L'évacuation de Kaboul tourne au carnage
Deux explosions ont eu lieu à proximité de l'aéroport de Kaboul ce jeudi, provoquant un bain de sang.

- Publié le 26-08-2021 à 20h57
- Mis à jour le 27-08-2021 à 18h58

Pour Joe Biden, c'est le pire des scénarios, celui qu'il redoutait, celui qu'il voulait éviter en refusant de prolonger l'évacuation de Kaboul au-delà de la date butoir du 31 août négociée avec les talibans : que des soldats américains soient tués dans les derniers jours d'une guerre de vingt ans. Jeudi, deux attentats suicides ont fait, selon un bilan provisoire et imprécis, au moins soixante morts, dont des Américains, et des centaines de blessés, aux portes de l'aéroport de la capitale afghane.
Depuis la chute stupéfiante de Kaboul, le 15 août, le désengagement des États-Unis, qui aurait logiquement dû se faire de façon ordonnée en s'étalant sur plusieurs mois, s'est déroulé de façon précipitée et improvisée, dans des conditions chaotiques et humiliantes. Les Américains ont été obligés de pactiser avec ces talibans qu'ils s'étaient juré de réduire à néant en 2001, pour permettre l'évacuation de leurs milliers de compatriotes pris au piège et des dizaines de milliers d'Afghans susceptibles de subir les représailles du nouveau régime islamiste pour avoir collaboré avec l'occupant ou tout simplement adopté ses valeurs et son mode de vie.
Un danger "imminent"
Le président américain avait lui-même invoqué le risque d'actions terroristes de la part d'une branche locale de l'État islamique, rivale des talibans, pour rejeter toute idée de prolonger la présence de l'armée américaine au-delà du 31 août. "Plus tôt nous en aurons fini, mieux ce sera", avait-il dit. Dans la nuit de mercredi à jeudi, plusieurs services de renseignement occidentaux avaient mis en garde contre un danger "imminent" d'attentats.
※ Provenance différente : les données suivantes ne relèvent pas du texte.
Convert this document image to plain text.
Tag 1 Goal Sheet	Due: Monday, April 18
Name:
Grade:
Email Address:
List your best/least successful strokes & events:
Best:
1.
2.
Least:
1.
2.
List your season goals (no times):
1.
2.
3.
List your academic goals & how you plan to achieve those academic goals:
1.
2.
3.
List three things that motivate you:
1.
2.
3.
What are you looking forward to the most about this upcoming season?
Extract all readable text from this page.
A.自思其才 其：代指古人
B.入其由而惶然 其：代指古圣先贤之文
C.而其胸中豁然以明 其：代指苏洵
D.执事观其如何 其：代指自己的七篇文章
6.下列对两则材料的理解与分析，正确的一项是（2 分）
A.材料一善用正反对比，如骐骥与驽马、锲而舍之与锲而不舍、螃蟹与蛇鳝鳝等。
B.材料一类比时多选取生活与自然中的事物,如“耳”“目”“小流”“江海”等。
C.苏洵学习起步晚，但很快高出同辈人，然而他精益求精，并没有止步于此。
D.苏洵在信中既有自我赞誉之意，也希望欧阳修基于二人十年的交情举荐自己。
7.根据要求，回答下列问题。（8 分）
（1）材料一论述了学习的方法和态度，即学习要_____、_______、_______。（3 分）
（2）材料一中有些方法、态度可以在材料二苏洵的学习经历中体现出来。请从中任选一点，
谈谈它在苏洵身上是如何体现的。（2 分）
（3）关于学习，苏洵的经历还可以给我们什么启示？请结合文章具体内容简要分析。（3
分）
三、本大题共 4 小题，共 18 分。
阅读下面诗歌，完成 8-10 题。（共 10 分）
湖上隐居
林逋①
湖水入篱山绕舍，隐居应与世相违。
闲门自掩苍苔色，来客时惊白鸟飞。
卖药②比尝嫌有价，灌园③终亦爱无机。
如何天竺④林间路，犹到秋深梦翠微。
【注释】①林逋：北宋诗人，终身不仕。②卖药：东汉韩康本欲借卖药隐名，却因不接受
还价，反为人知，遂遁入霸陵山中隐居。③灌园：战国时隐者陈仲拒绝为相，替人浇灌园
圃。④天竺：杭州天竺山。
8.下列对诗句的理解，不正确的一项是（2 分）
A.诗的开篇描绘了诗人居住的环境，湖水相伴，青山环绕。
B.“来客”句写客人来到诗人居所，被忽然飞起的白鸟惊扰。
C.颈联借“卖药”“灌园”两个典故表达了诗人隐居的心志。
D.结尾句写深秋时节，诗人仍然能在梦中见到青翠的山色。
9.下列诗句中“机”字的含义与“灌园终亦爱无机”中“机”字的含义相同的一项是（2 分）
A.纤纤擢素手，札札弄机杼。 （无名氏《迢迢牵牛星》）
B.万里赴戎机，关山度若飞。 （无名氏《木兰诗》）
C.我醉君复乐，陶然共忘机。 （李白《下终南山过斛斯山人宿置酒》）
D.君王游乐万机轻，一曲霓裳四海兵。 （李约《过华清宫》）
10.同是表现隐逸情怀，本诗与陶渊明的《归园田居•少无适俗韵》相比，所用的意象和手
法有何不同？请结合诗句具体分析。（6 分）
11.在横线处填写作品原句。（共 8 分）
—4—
Le secrétaire général de l'Otan, Jens Stoltenberg, a plaidé jeudi pour que les évacuations se poursuivent malgré le tour dramatique pris par la situation à Kaboul. Celles-ci devraient, de toute façon, prendre fin ce vendredi soir. C'est ce qu'a notamment confirmé le Premier ministre français Jean Castex. On sait, en effet, que les derniers jours du mois seront consacrés quasi exclusivement au retrait des soldats et du matériel déployés par les États-Unis pour sécuriser l'aéroport de Kaboul.
Si beaucoup de pays, dont la Belgique, pensent être parvenus à rapatrier tous leurs nationaux, d'autres, au contraire, savent qu'ils vont très probablement devoir abandonner à leur sort un certain nombre de leurs ressortissants. C'est le cas paradoxalement des États-Unis, incapables déjà de savoir combien d'Américains se trouvent encore en Afghanistan. Tous ne s'étaient pas enregistrés auprès de l'ambassade à Kaboul, et il est par ailleurs difficile de recenser les Afghans qui ont aussi la nationalité américaine.
"Missing in Afghanistan"
Cette situation explique la confusion dans les chiffres communiqués par les autorités. Mercredi, le secrétaire d'État Antony Blinken déclarait que 6 000 Américains avaient été identifiés, parmi lesquels beaucoup d'Afghans avec la double nationalité. Quelque 4 500 d'entre eux avaient été évacués et 500 étaient alors sur le point de l'être. Il restait jeudi à retrouver la trace d'un millier d'autres, qui ne ne résidaient pas nécessairement à Kaboul. Après les "Missing in Action" de la guerre du Vietnam, voilà en quelque sorte les nouveaux MIA, les "Missing in Afghanistan".
Pour Joe Biden, la perspective que des Américains soient livrés aux talibans s'apparenterait à un autre scénario catastrophe. Pour l'heure, l'essentiel est de convaincre l'opinion - et l'opposition républicaine - que tout a été fait pour sauver ceux qui pouvaient l'être. Les autorités assurent ainsi avoir envoyé plus de 2000 e-mails et placé 45 000 appels téléphoniques pour contacter les Américains en Afghanistan et les aider à partir.
Le pont aérien qui aura sans doute permis d'évacuer quelque 100 000 personnes est, au demeurant, la plus formidable opération de ce genre jamais mise en place. Avec son arrêt, on voit mal comment il sera encore possible de quitter le pays en toute sécurité et sans l'aval des talibans. Or ceux-ci ont indiqué que seuls les étrangers et les Afghans dûment munis d'un passeport et d'un visa pour un pays tiers seront autorisés à sortir. Une garantie qui, de leur part, ne peut en outre que paraître très théorique.